The Dark Knight Rises Review: Christopher Nolan Explores Peace, War, Heroes and Tyrants
Christopher Nolan’s latest installment of the Batman trilogy is full of political symbolism. Here are just two examples.
The Misunderstanding of Peace
In The Dark Knight Rises, Gotham has experienced eight years of relative peace after the murder of Harvey Dent. Three distinct views of peace and war emerge: the people’s, Bruce Wayne’s, and Alfred’s.
The people of Gotham consider the fight against crime and lawlessness to be decisively won, and they therefore turn to idle pleasures. The dismiss the old men of war, like Wayne and Commissioner Gordon, as mere anachronisms in these heady days of pleasure-seeking. Wayne buys in to Gotham’s definition of peace, realizes he is unfit for such a trivial existence, and believes that he is worthless in times of peace. Alfred presents an alternative to the nihilistic relief of Gotham’s wealthy citizens and to the despair of the great men lacking a battle. Alfred realizes that the brief breathing space, won at great sacrifice, will not last long. He urges Wayne to enjoy the fundamental gifts of stability and order for as long as they last: a wife, a family, and the work of rebuilding the city.
The difference between the view of the people and that of Alfred is the contrast between the 1920s and the 1950s. Believing the Great War was the last struggle of the time and a “return to normalcy” was the logical conclusion of a great victory. This veneer merely disguised the worsening problems of Western civilization and served to lure the citizens of England, Germany, and the USA into complacency.
Churchill’s wrote that “the lucid intervals of peace and order only occurred in human history after armaments in the hands of strong governments have come into being, and civilization in every age has been nursed only in cradles guarded by superior weapons and superior discipline.” The Dark Knight Rises supports the idea that there is no such thing as total victory over evil. Instead, there is a struggle that constantly alters its image.
The Hero and the Tyrant
In 1838, the young Abraham Lincoln delivered his Lyceum speech, in which he warned against the dangerous tendency of the people to demand their rights while disdaining their responsibilities. Such a self-centered tendency, Lincoln warned, would inevitably allow the rise of a demagogue who would enslave the people while promising them their rights. Such a villain could only be prevented by the rise of one with the political wisdom and capability to become a tyrant himself -- but who chose to aim towards virtue and preserve the law and the republic.

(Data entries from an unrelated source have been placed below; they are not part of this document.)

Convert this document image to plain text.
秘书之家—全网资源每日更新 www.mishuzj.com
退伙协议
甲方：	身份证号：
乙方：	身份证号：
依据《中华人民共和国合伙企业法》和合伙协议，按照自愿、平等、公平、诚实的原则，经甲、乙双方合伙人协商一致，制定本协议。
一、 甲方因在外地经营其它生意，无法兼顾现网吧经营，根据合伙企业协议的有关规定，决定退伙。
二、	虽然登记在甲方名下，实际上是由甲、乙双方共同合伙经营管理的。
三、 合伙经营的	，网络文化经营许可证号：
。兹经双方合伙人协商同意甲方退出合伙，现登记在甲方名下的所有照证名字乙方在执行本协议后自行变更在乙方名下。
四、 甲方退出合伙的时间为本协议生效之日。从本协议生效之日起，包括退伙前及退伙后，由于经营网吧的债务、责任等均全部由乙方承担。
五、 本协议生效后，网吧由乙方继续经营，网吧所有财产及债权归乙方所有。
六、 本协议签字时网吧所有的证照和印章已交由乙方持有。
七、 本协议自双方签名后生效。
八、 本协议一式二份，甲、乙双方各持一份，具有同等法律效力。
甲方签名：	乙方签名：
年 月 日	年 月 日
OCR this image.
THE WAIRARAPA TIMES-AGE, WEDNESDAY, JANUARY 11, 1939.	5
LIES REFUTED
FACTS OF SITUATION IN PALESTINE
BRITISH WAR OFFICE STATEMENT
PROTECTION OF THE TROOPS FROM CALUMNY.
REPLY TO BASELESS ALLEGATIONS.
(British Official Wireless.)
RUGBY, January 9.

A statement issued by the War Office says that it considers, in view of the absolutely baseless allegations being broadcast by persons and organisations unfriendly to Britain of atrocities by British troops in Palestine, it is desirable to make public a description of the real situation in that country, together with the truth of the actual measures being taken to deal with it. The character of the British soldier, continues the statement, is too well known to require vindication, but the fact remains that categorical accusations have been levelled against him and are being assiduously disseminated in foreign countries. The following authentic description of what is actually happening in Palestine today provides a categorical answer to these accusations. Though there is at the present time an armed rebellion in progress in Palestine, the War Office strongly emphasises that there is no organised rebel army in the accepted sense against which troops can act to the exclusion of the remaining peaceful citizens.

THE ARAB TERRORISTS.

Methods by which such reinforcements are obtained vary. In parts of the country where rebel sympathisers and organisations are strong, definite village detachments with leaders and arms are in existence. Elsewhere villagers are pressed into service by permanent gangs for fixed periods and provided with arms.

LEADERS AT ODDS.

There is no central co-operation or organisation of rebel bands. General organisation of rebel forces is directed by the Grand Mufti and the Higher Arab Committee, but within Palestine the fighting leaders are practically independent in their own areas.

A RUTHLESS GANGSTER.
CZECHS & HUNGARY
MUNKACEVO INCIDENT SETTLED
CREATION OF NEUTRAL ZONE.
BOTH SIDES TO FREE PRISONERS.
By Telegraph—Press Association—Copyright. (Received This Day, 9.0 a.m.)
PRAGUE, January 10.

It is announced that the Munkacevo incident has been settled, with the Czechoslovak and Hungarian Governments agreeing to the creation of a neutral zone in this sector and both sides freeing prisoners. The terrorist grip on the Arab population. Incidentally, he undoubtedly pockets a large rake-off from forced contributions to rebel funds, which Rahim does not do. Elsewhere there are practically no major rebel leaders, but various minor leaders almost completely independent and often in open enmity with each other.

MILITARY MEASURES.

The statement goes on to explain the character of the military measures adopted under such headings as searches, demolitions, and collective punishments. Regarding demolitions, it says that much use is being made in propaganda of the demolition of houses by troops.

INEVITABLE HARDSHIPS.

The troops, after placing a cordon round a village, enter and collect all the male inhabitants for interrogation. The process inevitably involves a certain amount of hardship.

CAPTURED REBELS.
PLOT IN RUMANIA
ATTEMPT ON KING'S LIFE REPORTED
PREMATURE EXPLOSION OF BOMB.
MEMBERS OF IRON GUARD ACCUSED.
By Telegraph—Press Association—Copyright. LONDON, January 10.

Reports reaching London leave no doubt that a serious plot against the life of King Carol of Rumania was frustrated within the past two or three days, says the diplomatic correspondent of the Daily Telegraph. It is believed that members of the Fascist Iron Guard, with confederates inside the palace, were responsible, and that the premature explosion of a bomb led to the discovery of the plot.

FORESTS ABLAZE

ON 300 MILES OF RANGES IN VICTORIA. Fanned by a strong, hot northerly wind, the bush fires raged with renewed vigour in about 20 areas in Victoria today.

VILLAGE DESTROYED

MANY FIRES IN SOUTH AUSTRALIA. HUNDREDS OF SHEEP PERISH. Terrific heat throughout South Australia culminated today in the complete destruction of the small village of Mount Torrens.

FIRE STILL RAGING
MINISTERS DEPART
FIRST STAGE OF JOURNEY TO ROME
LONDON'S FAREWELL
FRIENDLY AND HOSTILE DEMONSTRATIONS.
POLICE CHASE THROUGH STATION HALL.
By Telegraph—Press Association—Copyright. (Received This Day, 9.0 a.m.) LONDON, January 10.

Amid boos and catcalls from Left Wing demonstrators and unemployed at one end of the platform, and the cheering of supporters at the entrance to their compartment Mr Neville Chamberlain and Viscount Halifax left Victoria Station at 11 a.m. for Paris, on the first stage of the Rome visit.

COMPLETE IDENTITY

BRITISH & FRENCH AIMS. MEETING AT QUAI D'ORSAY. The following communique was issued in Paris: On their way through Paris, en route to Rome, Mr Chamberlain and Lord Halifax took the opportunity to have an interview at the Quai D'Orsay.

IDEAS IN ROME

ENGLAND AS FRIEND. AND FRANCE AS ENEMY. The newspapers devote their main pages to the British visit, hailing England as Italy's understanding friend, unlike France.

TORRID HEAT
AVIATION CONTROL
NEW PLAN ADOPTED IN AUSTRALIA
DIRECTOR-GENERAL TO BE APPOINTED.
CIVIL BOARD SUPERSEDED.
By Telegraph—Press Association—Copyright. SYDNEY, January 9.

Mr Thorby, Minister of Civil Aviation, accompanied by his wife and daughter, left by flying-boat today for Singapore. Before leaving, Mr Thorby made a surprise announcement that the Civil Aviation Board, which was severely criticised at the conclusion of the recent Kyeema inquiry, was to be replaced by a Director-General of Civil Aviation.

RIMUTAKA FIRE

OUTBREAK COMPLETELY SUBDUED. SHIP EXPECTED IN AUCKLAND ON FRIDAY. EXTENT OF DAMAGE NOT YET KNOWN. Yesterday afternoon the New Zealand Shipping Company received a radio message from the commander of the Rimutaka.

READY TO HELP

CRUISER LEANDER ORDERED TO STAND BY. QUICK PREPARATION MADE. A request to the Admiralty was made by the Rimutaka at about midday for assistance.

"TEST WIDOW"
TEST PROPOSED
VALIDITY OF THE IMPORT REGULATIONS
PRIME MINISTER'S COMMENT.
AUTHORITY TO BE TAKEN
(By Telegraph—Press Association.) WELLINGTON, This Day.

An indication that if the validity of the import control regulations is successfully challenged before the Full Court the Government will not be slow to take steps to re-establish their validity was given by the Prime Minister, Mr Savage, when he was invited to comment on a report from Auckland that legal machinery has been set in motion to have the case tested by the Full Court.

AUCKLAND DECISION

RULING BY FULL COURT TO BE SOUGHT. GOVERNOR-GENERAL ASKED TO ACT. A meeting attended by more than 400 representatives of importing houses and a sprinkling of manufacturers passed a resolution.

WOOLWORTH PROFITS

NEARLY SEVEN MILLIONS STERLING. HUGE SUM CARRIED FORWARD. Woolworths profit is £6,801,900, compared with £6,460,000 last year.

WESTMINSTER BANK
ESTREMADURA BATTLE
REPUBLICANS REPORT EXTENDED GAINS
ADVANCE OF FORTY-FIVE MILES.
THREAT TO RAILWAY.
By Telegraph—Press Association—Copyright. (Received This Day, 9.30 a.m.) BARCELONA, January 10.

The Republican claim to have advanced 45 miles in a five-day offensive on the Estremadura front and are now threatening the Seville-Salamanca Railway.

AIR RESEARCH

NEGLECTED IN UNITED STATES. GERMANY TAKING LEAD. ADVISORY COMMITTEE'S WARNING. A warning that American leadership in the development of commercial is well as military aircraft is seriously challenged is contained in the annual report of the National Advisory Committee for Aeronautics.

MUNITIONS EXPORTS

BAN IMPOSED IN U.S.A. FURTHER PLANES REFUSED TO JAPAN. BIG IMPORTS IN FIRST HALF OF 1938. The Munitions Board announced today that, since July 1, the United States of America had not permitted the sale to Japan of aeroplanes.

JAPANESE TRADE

If Bane had truly believed the populist rhetoric he fed to the people of Gotham, he would have been a dangerous villain. This character, however, is the model of the tyrant who uses demagoguery to deceive the people into believing he offers them true liberty—freedom without the law. What makes Bane a terrifying figure is the fact that he holds these people under the most absolute despotism possible—he intends to murder them all at a moment’s notice. The Dark Knight Rises is a movie that shows the ease with which we can be deceived into accepting the passionate words of a tyrant over the harsh duties demanded by a man like Commissioner Gordon.
The “revolution” that Bane sparks is a farce. The image of a madman perched atop a throne built from the ruins of a once-grand city emphasize that this mob rule is not true freedom. The picture could have been a satirical sketch accompanying Edmund Burke’s denunciations of France’s 1789 Revolution. The blind hatred of the aristocracy and the ultimate emptiness and chaos of this failed regime leaves the theater with a harsh truth—sometimes we, the people, don’t always choose well.
While good superhero movies all share the characteristic fight of good against evil, Nolan’s Batman trilogy takes it a step further. Themes of law, freedom, and democracy carry through each of the three movies and make these films a true accomplishment.